FEWER ADS, FEWER READERS 
Well, sure. But Mansueto has joined the media business at a time when many magazines are having to make do with less and less advertising money as they search for other sources of revenue. During the first five months of this year, Inc.'s ad pages were down 7.2%, to 314.7, and Fast Company's fell 15.4%, to 188.2, according to Publishers Information Bureau. During their heyday in the late 1990s, "you needed two hands to carry them," says Samir Husni, chairman of the journalism department at the University of Mississippi. Now, "you can fold them and put them in your back pocket." As for circulation, last year, G+J admitted that in 2003 it had misstated those figures for all its magazines. And insiders say Fast Company is languishing in the red while Inc. is only slightly profitable.

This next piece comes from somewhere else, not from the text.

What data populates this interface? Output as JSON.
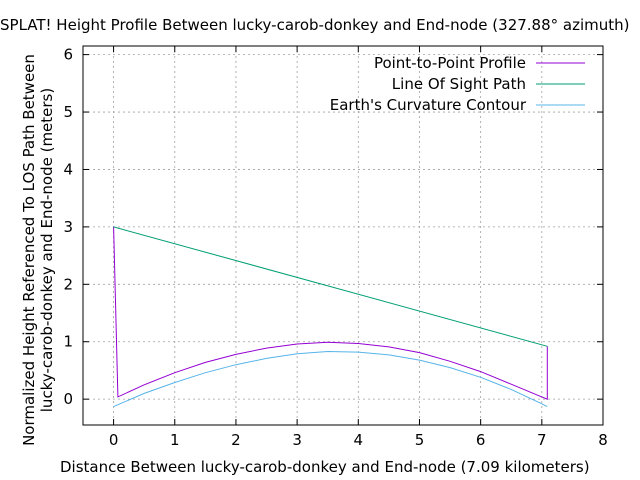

Guess that's why Mansueto calls this a contrarian investment. He believes the industry will eventually turn around; in the meantime, he says, his new magazines just need a little nurturing. He's convinced Fast Company and Inc. simply fell on hard times amid corporate turmoil that left them with four different publishers in two years. By letting the editors concentrate on putting out the magazines they want to, Mansueto is confident they can generate the buzz they did a few years ago -- despite the tech bust and all. He does want both magazines to build up their presence on the Web, though he won't estimate how much that might cost him. Cleaning up their circulation for advertisers might require several million more, industry experts estimate.